The tent protected us from the late morning sunshine and the tent also gave us a sense of community beneath its cover.
This was not what one would call a summer tent revival meeting that ends with a pile of discarded crutches, wheel chairs and walkers and folks dancing in the aisles…yet it did yield a residual effect of renewal. It was very Presbyterian. In fact, it was Presbyterian – but with a designer’s touch.
The prosthetics left behind after this meeting was more in the metaphorical sense. For a moment we could cast aside our defenses of indifference and pretense and leave them in a heap out back.
Designer/Pastor Linda K. stood before the gathering and connected the spoken and sung offerings of many. All seemed to point toward the idea of living in the moment…seeing and smelling proverbial and literal roses. All the while, nurturing a sense of hope for the future as the path is lit for each of us in our own way.
While contributions of members who volunteered verse lended to the theme, even more so, the venue itself – an Outdoor Education facility lent more. Elk and deer sauntered over to observe the goings-on. Birds fluttered about. Flowers sprung from the ground, faced us and smiled. The cool, dry summer breeze wafted through the open-walled tent giving an assist to the brought-in flower arrangements, causing them to tumble over again and again.
Perhaps the breeze was telling us that for this one day, at least, we could leave those greenhouse grown flowers in the greenhouse and take more notice at what was already provided on site.
Beech trees swayed in the background as Linda led the service. Their small leaves fluttered, turning each tree in to a kinetic sculpture of green…and with every flutter of each leaf, the contrasting shades of green from opposite sides were randomly revealed. One parishioner stood to read the poem, “Trees”. It fit well.

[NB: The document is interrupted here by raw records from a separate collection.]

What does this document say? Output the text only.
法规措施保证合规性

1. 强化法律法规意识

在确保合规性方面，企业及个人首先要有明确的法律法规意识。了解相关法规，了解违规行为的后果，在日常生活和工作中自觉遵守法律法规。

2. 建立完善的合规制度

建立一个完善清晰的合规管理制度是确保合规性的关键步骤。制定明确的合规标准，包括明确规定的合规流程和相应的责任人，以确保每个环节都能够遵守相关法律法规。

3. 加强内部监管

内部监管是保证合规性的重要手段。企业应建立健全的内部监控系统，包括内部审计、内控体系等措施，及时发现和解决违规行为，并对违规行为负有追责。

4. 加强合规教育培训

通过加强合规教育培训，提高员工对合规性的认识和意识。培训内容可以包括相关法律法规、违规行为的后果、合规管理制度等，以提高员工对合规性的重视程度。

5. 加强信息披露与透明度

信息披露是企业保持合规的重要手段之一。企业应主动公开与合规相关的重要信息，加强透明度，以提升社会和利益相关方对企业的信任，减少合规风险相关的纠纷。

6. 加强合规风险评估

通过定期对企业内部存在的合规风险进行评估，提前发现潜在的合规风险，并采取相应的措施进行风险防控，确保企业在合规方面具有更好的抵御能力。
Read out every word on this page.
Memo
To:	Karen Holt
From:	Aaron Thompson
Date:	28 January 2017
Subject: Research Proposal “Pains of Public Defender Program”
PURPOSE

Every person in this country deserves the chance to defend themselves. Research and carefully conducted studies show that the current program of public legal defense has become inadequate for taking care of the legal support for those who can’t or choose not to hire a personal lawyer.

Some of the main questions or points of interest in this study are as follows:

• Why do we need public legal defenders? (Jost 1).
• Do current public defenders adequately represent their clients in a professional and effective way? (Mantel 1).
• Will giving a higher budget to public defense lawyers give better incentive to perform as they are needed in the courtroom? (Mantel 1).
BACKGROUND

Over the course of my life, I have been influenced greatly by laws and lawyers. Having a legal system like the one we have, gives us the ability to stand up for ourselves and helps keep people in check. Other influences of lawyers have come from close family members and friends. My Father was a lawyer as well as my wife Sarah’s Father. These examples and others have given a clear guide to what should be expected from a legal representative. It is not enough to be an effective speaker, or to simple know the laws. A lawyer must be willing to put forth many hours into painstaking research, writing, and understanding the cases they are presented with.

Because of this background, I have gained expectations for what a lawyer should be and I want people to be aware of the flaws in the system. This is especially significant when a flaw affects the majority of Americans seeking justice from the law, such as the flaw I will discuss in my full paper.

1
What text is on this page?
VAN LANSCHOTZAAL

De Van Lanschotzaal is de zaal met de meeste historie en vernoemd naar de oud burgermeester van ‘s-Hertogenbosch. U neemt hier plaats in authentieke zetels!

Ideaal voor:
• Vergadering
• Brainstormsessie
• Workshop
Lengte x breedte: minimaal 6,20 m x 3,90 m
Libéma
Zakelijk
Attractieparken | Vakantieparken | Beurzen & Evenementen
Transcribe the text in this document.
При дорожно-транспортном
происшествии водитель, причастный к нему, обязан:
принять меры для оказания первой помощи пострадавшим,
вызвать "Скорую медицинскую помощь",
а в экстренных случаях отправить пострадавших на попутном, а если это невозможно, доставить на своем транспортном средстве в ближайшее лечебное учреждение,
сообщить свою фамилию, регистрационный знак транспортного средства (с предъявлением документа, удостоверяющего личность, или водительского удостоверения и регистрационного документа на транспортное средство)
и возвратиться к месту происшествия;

Then I remembered a trip to my wife’s home Austrian alpine town, Eisenerz. It is a mountain valley town and everywhere one looks into the distance, huge snow capped mountains loom overhead.
Before we had gone there, I worried how I might become complacent and bored with the closed-in constancy of those mountains. But when we were there, each mountain was in motion. Each changed with every passing hour of daylight. Colors changed, hues changed, air currents changed, shadows changed and even outline shapes of the alps changed with the comings and goings of clouds. The mountains were as alive as those leaves on the beech trees.
The light plays upon the forms of the ancient mountains.
The light plays upon the leaves of the trees that change from season to season.
The light plays hide and seek on the ground amid the shadows of earthly things and the light plays upon something as fleeting as a ripple in a body of water.
God gave us light…light gives us life and new ways to see things that God provides.